To all who responded to my original request and thereafter..THANK YOU
@Anne Brannen would you know who these scholars where even if I presented their names to you in truckloads, centuries back? And wouldn't you find a way to challenge their integrity and their work? I was referring to a long list of genealogists over here in Europe who have done thorough research on the manuscripts they had access to hundreds of years back.
Good to learn that you are open minded in your research as I am and that you have an open mind towards the sciences that genealogy is based. I noticed that you have pointed out that we should rely on reliable sources so I pointed out that Wikipedia is not a reliable source. If that is an "insult" to anyone - is a bit over the top drama in my opinion.
Then, many of us genealogists and researchers have stopped contributing to Geni because of many reasons I'm not going to list here. Hope I haven't "insulted" you...
"Wikipedia is not a reliable source" is news so old it was chiseled on stone tablets in Mesopotamia (this is a *slight* exaggeration).

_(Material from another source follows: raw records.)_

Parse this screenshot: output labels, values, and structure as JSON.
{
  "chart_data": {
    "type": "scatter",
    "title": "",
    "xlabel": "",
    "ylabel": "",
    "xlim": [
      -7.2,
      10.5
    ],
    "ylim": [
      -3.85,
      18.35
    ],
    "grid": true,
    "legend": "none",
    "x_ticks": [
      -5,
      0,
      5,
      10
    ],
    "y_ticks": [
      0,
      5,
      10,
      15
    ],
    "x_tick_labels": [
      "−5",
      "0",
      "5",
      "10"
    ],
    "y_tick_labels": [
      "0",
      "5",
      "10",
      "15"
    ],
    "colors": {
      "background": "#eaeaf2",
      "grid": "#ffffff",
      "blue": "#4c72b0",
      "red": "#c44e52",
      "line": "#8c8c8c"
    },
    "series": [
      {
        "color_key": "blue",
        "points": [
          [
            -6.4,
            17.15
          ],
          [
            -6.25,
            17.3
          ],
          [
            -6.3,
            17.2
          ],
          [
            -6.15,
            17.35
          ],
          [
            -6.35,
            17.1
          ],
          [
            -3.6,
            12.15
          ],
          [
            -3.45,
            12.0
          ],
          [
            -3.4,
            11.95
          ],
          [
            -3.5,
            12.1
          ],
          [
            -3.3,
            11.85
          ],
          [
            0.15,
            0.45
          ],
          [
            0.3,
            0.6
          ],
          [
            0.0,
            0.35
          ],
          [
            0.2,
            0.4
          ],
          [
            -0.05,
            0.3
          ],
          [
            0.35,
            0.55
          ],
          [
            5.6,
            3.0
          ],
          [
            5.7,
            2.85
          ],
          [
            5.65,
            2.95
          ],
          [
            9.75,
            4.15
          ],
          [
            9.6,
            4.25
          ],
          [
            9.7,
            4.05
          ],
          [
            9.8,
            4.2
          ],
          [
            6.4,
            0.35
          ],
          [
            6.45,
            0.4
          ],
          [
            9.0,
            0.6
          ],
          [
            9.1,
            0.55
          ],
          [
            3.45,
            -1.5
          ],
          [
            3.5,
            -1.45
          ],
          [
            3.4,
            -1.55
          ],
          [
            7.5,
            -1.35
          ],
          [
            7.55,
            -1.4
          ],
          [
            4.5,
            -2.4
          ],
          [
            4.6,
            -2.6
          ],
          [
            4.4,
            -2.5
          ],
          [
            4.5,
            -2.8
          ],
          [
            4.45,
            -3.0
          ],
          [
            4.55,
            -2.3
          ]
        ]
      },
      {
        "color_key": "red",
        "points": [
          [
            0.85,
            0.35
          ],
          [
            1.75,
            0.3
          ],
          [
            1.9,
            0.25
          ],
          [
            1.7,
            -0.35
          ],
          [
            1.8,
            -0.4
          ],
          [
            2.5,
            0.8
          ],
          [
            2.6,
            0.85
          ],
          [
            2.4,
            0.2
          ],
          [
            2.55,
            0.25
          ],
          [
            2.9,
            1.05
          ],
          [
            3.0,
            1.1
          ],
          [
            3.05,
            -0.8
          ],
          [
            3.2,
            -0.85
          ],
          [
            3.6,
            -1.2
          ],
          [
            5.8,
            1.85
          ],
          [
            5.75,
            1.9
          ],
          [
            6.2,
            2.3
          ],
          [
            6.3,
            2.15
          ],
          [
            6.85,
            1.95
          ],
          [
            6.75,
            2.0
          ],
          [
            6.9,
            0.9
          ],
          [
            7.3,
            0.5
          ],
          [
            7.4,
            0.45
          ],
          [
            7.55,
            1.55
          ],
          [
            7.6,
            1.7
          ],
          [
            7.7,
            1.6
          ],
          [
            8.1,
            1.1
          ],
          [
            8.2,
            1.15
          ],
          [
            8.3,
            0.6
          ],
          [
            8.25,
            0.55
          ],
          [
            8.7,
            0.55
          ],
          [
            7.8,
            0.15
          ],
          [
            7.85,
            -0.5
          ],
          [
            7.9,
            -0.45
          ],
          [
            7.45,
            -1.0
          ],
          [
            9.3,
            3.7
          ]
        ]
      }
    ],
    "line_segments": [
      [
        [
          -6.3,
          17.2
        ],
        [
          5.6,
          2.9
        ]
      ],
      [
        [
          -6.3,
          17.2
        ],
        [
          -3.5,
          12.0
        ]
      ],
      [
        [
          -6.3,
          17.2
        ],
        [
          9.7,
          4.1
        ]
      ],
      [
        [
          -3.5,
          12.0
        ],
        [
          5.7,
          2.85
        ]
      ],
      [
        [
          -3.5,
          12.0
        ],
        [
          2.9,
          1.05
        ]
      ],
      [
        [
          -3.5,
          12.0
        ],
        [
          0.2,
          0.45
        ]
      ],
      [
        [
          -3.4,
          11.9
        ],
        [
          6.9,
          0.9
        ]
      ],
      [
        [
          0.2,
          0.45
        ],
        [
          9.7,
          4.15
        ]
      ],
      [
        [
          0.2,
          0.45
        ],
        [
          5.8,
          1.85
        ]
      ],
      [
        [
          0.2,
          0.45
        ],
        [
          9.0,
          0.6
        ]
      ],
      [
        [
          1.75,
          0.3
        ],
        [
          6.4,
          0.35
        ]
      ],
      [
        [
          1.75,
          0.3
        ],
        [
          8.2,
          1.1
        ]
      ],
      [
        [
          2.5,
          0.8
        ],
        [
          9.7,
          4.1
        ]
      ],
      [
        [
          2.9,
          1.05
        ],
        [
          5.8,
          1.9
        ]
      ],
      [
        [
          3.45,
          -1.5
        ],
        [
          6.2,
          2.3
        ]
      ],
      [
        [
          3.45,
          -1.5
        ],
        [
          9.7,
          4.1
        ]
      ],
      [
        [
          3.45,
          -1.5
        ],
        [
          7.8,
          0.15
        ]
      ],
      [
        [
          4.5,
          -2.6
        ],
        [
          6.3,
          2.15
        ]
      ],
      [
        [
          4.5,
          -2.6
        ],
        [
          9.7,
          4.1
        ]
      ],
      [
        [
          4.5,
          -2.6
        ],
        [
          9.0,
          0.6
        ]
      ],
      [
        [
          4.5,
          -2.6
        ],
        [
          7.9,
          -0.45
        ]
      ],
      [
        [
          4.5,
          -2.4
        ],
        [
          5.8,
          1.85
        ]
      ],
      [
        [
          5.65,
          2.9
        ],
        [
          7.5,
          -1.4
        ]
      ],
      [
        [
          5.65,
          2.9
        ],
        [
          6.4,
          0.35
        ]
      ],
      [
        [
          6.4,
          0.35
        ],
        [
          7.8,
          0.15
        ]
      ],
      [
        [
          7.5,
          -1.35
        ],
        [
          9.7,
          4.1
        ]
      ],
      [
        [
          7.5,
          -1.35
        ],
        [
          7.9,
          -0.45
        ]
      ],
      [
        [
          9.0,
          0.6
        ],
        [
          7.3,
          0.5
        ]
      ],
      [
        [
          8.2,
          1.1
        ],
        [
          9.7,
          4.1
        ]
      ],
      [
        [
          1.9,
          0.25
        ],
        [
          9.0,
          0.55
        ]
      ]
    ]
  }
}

Sad to say, there is no one, NO ONE, who left reliable records *during* Rollo's (and Poppa's) lifetime. There are a few charters that name him (as "Rollo") and a handful of accounts of what he did, and that's about it.
The closest thing we have to contemporary documentation are annals and chronicles written by Flodoard (c894-966), Richerus (fl. up to c. 995), and Dudo of St Quentin (c. 965-c. 1043). Of these, Flodoard comes closest to being a contemporary, but his interests were predominantly ecclesiastical and he didn't know anything about Rollo prior to his raiding in France. Richerus named him "Rollone filio Catilli", implying that his father was one Ketil (probably *not* Keti Flat-Nose) - this may be, so or he may have been Making Stuff Up. Dudo was *not* a contemporary, and since he was commissioned by the first (official) Dukes of Normandy to write their history, his objectivity may well be questioned. And everybody who followed after kept picking over the scraps of fact and rearranging them to suit themselves.